Bras droit à l’UEFA du président Michel Platini, Gianni Infantino
(43 ans), à la fois italien et suisse, est un défricheur. Juriste de formation, il a imaginé le fair-play financier pour "empêcher le football de se casser la gueule". Il va donc tout faire pour que ce grand
projet soit réellement appliqué.
– Vous êtes personnellement
à l’origine du fair-play financier.
Pourquoi avoir créé ce mécanisme ?
– Si on voulait avoir une belle vie, bien
tranquille, on n’aurait rien fait… Mais
on aurait vu le football se casser la
gueule. Depuis cinq ans, on analyse les
comptes de 650 clubs en Europe. Et on
est passés de 600 millions à 1,7 milliard d’euros de pertes nettes par an.
Sans être Einstein ni prétendre au prix
Nobel, on a imaginé, avec les clubs, un
système où il ne faut pas dépenser plus
que ce que l’on gagne.
– Pourquoi avoir choisi un équilibre entre recettes et dépenses et
pas un mécanisme comme celui
de la DNCG française, où l’actionnaire peut éponger le déficit ?
– Des mécènes qui semblaient avoir
d’immenses moyens ont déjà disparu
du jour au lendemain, laissant leur club
en faillite… Avec ce système où l’on ne
vit pas au-dessus de ses moyens, on va
attirer des gens qui veulent investir
dans le foot.
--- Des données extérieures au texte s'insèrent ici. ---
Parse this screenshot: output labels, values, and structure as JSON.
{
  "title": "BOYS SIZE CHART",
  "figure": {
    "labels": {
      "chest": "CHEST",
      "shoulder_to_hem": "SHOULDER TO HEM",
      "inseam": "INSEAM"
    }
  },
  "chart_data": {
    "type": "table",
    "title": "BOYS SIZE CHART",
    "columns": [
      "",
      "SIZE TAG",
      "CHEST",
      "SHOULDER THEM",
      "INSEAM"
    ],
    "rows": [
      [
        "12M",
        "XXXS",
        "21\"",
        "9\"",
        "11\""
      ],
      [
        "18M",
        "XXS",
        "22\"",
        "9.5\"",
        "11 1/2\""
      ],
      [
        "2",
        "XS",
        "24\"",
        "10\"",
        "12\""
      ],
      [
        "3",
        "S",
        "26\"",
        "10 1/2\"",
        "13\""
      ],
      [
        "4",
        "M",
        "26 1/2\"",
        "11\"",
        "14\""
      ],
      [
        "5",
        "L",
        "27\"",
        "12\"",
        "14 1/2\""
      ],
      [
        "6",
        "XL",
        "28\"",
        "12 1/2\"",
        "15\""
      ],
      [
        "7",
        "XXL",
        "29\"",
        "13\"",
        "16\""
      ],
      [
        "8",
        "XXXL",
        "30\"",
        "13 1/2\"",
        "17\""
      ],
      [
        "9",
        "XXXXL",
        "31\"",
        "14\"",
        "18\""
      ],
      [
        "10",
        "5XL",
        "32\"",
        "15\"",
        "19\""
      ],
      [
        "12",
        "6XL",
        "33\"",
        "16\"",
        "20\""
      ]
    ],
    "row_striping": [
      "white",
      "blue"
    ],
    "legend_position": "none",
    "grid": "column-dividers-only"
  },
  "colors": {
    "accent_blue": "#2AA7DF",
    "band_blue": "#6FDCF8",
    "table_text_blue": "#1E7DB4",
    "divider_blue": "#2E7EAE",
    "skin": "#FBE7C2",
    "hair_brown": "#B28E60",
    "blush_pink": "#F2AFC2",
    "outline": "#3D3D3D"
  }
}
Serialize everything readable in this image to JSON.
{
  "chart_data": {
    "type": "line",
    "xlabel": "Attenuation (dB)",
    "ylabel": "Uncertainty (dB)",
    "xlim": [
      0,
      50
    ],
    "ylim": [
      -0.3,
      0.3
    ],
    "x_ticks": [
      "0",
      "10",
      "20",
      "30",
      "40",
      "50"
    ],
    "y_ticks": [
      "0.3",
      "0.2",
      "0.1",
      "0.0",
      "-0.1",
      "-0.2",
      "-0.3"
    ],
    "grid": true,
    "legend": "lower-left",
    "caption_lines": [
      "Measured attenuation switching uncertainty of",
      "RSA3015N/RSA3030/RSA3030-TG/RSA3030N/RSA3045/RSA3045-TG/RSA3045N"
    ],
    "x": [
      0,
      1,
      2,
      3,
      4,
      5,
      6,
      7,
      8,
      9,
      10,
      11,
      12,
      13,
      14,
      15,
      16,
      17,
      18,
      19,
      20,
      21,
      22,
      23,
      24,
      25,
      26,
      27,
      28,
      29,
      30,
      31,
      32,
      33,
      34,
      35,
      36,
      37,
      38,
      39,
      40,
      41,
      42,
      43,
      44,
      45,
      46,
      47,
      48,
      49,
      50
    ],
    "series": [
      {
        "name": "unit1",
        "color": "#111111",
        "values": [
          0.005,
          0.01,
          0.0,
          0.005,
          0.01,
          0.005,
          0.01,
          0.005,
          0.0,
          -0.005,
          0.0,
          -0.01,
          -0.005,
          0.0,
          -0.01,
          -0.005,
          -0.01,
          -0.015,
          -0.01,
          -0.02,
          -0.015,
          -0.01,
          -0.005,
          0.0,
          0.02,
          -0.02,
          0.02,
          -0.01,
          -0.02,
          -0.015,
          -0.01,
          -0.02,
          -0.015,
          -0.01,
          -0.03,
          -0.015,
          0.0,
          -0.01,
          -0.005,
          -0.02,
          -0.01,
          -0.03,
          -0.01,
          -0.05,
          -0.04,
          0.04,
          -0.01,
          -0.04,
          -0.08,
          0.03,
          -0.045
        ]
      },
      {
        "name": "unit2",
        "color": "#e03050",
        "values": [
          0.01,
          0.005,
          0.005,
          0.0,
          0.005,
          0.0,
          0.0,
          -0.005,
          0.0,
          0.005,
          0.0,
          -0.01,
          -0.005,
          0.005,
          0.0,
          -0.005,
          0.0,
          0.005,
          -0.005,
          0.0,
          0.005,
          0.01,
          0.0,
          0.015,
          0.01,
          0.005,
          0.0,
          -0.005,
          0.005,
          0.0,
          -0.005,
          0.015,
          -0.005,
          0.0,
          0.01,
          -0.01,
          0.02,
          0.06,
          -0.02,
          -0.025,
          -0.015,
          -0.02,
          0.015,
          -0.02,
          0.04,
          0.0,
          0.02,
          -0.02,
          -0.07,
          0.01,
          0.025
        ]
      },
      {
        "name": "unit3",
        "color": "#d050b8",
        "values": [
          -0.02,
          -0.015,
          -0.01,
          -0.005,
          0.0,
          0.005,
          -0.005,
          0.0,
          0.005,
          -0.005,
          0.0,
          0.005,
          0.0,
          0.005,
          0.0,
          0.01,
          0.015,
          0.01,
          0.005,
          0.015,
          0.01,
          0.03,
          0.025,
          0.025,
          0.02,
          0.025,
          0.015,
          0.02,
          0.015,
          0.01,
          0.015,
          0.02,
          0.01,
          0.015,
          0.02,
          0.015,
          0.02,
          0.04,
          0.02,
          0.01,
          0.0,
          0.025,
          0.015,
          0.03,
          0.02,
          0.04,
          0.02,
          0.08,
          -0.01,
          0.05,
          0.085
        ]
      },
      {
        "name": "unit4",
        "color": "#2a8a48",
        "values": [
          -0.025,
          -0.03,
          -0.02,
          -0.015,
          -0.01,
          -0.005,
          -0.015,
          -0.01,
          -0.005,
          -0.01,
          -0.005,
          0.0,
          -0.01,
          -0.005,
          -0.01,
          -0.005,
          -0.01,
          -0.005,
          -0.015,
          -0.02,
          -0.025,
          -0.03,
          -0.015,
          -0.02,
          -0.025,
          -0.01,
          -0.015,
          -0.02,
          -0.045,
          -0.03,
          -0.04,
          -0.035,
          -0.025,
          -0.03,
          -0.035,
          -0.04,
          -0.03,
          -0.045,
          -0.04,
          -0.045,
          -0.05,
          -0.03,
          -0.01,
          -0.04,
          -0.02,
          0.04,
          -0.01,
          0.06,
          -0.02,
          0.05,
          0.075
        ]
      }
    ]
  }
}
Car qui va vouloir venir
pour perdre son argent ? Et il y a une
tolérance jusqu’à 45 millions de pertes,
ce qui n’est quand même pas rien, jusqu’en 2015-2016. Puis cela descend à
30 millions les trois saisons suivantes. Et il
ne faut pas oublier que les investissements dans la formation et les infrastructures ne comptent pas dans les dépenses.
– Le PSG ou Manchester City pensent avoir trouvé la parade au
fair-play financier en signant des
contrats de sponsoring surévalués avec des partenaires sans
doute en service commandé. Les
dirigeants du Bayern, d’Arsenal
ou de Lyon ont dénoncé ce système à plusieurs reprises...
– Les instances indépendantes que
nous avons mises en place diront ce qui
est normal ou pas. Celle qui mène les
investigations est présidée par Jean-Luc Dehaene, l’ex-Premier ministre
belge, et celle de jugement par José
Narcisco da Cunha Rodrigues, qui était
président de chambre à la Cour de justice européenne. Il faudra voir si ces
contrats ont été conclus entre des parties liées (ce qui est interdit) et si les
montants correspondent au marché.
Même si on n’a pas fait le fair-play financier pour punir, mais pour aider les
clubs.
– Certains pensent que l’UEFA
n’aura jamais le courage de sanctionner des clubs comme le PSG,
dont l’actionnaire (QSI) est un
fonds du Qatar, un état qui achète très cher ses droits de diffusion…
– Avec notre système de séparation
des pouvoirs et les personnes mises en
place, il n’y a aucun risque en la matière. S’il doit y avoir des sanctions, elles
seront prises. Les clubs seront sanctionnés, quelle que soit leur puissance.
Il n’y aura aucun passe-droit. Les contrats commerciaux que nous signons
sont complètement détachés de tout
ça. Après, il faudra adapter la nature
des sanctions au niveau des fautes
commises.
– Le fair-play financier n’est-il
pas un frein pour les nouveaux
entrants ?
– C’est une critique que l’on nous
fait mais elle est
infondée. Si on a
un système sain, il
va attirer les investisseurs. Peut-être qu’il y a deux
ou trois milliardaires dans le monde
avec des moyens
illimités mais il
faut penser aux
650 autres clubs.
Qui aurait parié
sur Dortmund il y
a sept ou huit ans,
un club qui était
au bord de la
faillite ? Cette saison, il a gagné face à tous ceux qui ont beaucoup plus d’argent. Heureusement, le football se joue sur le terrain, pas dans les banques.
– Le comité exécutif s’intéresse à
l’Euro 2016, organisé en France.
Des stades prennent du retard,
comme à Lyon. Êtes-vous inquiet ?
– On a l’expérience de la Pologne et de
l’Ukraine… On est donc prêts à affronter tous les problèmes. Avec la France,
il ne faut pas trop s’inquiéter, même s’il
y a, c’est vrai, un ou deux petits soucis
dans une ou deux enceintes. Mais il
n’est pas possible d’imaginer un Euro
en France sans Lyon, par exemple. Je
suis donc sûr que cela va bien se passer.